We study steering-induced coherence (SIC) in local decoherence channels. Two types of channels are considered in this work, one is the amplitude damping channel under rotating-wave approximation (RWA) and the other the non-RWA channel. Unlike the amplitude damping channel, the system-environment interaction of the non-RWA channel is treated without RWA. We use the hierarchy equation method to calculate the dynamical evolution of SIC and B-side measurement-induced disturbance (MID). For the two channels, SIC decreases with time monotonically or oscillatingly due to the decoherence effect. Moreover, the different behavior of SIC between the two channels are also shown through the numerical results. SIC and MID obviously exhibit more oscillatory behavior in the non-RWA channel compared with the cases in the RWA channel.
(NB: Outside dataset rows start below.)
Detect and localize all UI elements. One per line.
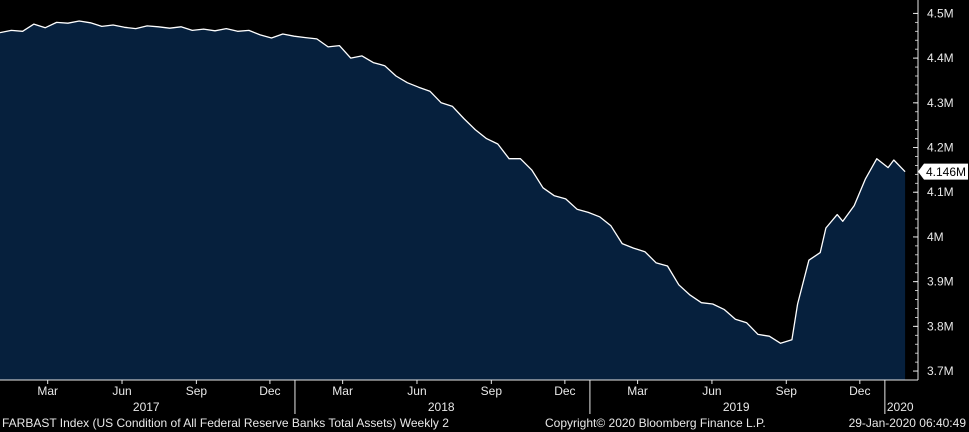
year-label: 2019 — [723, 400, 750, 414]
index-description: FARBAST Index (US Condition of All Feder… — [2, 416, 449, 430]
x-tick-label: Jun — [407, 384, 426, 398]
x-tick-label: Jun — [702, 384, 721, 398]
x-axis: Mar Jun Sep Dec Mar Jun Sep Dec Mar Jun Sep Dec 2017… — [0, 379, 918, 414]
footer: FARBAST Index (US Condition of All Feder… — [0, 414, 969, 432]
x-tick-label: Mar — [332, 384, 353, 398]
x-tick-label: Jun — [112, 384, 131, 398]
x-tick-label: Dec — [554, 384, 575, 398]
y-tick-label: 4.3M — [927, 96, 954, 110]
y-tick-label: 4.2M — [927, 141, 954, 155]
last-value-tag — [918, 163, 968, 180]
x-tick-label: Mar — [627, 384, 648, 398]
x-tick-label: Dec — [849, 384, 870, 398]
y-axis: 3.7M 3.8M 3.9M 4M 4.1M 4.2M 4.3M 4.4M 4.5M 4.146M — [913, 0, 968, 380]
y-tick-label: 4.4M — [927, 51, 954, 65]
series-area — [0, 21, 906, 380]
y-tick-label: 4.5M — [927, 6, 954, 20]
year-label: 2020 — [887, 400, 914, 414]
y-tick-label: 4.1M — [927, 185, 954, 199]
chart-area-layer — [0, 21, 906, 380]
y-tick-label: 3.7M — [927, 364, 954, 378]
x-tick-label: Sep — [186, 384, 208, 398]
year-label: 2018 — [428, 400, 455, 414]
copyright: Copyright© 2020 Bloomberg Finance L.P. — [545, 416, 766, 430]
series-line — [0, 20, 906, 344]
x-tick-label: Mar — [37, 384, 58, 398]
chart-line-layer — [0, 20, 906, 344]
x-tick-label: Dec — [259, 384, 280, 398]
year-label: 2017 — [133, 400, 160, 414]
y-tick-label: 4M — [927, 230, 944, 244]
y-tick-label: 3.8M — [927, 319, 954, 333]
x-tick-label: Sep — [481, 384, 503, 398]
y-tick-label: 3.9M — [927, 275, 954, 289]
x-tick-label: Sep — [776, 384, 798, 398]
last-value-label: 4.146M — [926, 165, 966, 179]
timestamp: 29-Jan-2020 06:40:49 — [848, 416, 966, 430]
In some regions of system-environment coupling, the value of SIC (MID) in the non-RWA channel is larger than that in the RWA channel. However, in the strong non-Markovian regions, SIC (MID) drops to zero in the RWA channel, while it does not happen in the non-RWA channels. Additionally, we find that SIC can be generated from the states without entanglement.

我们研究了局部退相干通道中的转向诱导相干 (SIC)。在这项工作中考虑了两种类型的通道，一种是旋转波近似（RWA）下的幅度阻尼通道，另一种是非 RWA 通道。与振幅阻尼通道不同，非 RWA 通道的系统-环境交互在没有 RWA 的情况下处理。我们使用层次方程方法来计算 SIC 和 B 侧测量引起的干扰 (MID) 的动态演化。对于两个通道，由于退相干效应，SIC 随时间单调或振荡减小。此外，还通过数值结果显示了两个通道之间 SIC 的不同行为。与 RWA 通道中的情况相比，SIC 和 MID 在非 RWA 通道中明显表现出更多的振荡行为。在系统-环境耦合的某些区域，非RWA通道中的SIC（MID）值大于RWA通道中的值。然而，在强非马尔可夫区域中，SIC (MID) 在 RWA 通道中降至零，而在非 RWA 通道中则不会发生。此外，我们发现 SIC 可以从没有纠缠的状态中生成。